Man diskutiert eines der zündendsten Stücke der Musikgeschichte und experimentiert mit Spontandeutungen? Also wirklich: wäre ich ein fünfzehnjähriger Zuhörer, ich hielte nach dieser Sendung Amériques für ein ergotherapeutisches Übungsstück in einem Seniorenheim, nicht im geringsten für den welthistorischen Ausbruch des einzigen musikalischen Vulkans, für den Amériques in Wirklichkeit steht.

Fundstück in der Partitur: Amériques für Rockband 1975 (Fragment ur), unten der lustige Rocker mit der Witwe des Discostars.

Zusatz: Es ist der Diskussionsrunde hoch anzurechnen, dass sie keine der beiden Aufnahmen mit der Urfassung favorisierte und ebenso wenig die beste, Michael Tilson Thomas mit dem San Francisco Symphony von 2013 den restlichen von Boulez mit dem Chicago Symphony Orchestra von 2001 und der ersten überhaupt von Maurice Abravanel mit dem Utah Symphony Orchestra 1968 als unvergleichlich beste charakterisierte. Die beste Aufnahme dünkt mich nach wie vor diejenige von Marius Constant mit dem Orchestre Philharmonique de l’ORTF von 1973, die es leider immer noch nicht als CD gibt.
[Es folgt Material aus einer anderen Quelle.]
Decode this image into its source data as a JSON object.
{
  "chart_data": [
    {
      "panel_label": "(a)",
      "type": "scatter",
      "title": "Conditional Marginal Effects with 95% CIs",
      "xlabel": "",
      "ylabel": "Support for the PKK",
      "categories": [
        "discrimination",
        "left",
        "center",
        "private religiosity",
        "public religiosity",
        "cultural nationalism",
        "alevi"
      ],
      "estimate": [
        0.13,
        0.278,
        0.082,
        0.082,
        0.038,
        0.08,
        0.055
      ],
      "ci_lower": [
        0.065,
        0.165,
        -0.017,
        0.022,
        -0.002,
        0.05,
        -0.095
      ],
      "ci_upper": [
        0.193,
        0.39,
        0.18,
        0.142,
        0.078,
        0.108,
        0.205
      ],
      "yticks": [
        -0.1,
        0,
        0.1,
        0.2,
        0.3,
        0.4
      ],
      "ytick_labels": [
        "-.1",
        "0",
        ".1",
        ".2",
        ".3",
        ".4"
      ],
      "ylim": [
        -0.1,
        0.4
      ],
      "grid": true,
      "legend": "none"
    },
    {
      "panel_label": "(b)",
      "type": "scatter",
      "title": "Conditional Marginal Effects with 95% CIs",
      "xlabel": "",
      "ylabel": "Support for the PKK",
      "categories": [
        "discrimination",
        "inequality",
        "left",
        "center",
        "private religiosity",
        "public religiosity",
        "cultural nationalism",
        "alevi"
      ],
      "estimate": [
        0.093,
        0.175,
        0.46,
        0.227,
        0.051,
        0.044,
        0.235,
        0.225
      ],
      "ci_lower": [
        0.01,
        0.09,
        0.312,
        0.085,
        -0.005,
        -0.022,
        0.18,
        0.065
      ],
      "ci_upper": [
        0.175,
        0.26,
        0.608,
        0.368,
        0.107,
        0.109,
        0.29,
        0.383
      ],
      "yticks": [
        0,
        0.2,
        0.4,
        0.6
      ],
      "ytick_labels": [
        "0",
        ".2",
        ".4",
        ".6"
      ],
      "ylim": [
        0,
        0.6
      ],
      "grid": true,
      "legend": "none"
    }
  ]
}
Boulez hatte aus demselben Grund wie Adorno ein schwieriges Verhältnis zu Varèse, weil er Gebilden ohne prägnante Vermittlungsmomente misstraute: denn was in sich selbst nicht vermittelt ist, ist es auch gegen aussen nicht und steht letztlich ausserhalb jeder Bestimmung des Geschichtsprozesses – es lässt sich nicht recht dingfest machen. Man kennt von Schubert weite Passagen, die auch von Beethoven hätten geschrieben sein können, doch ansonsten dünkt es uns heutzutage eher so, dass die Komponistinnen und Komponisten singulär in der Geschichte stehen müssen, wenn sie denn überhaupt Werke der Kunst zustande bringen sollen. In den 1950er Jahren gehörten die fortschrittlichsten Werke zur seriellen Musik. Heute hören wir dieselben Stücke nur noch als Werke von Boulez, Stockhausen, Nono etc. – und eben auf gleiche Weise aufmerksam auch diejenigen von Varèse, Schule geschwänzt hin oder her.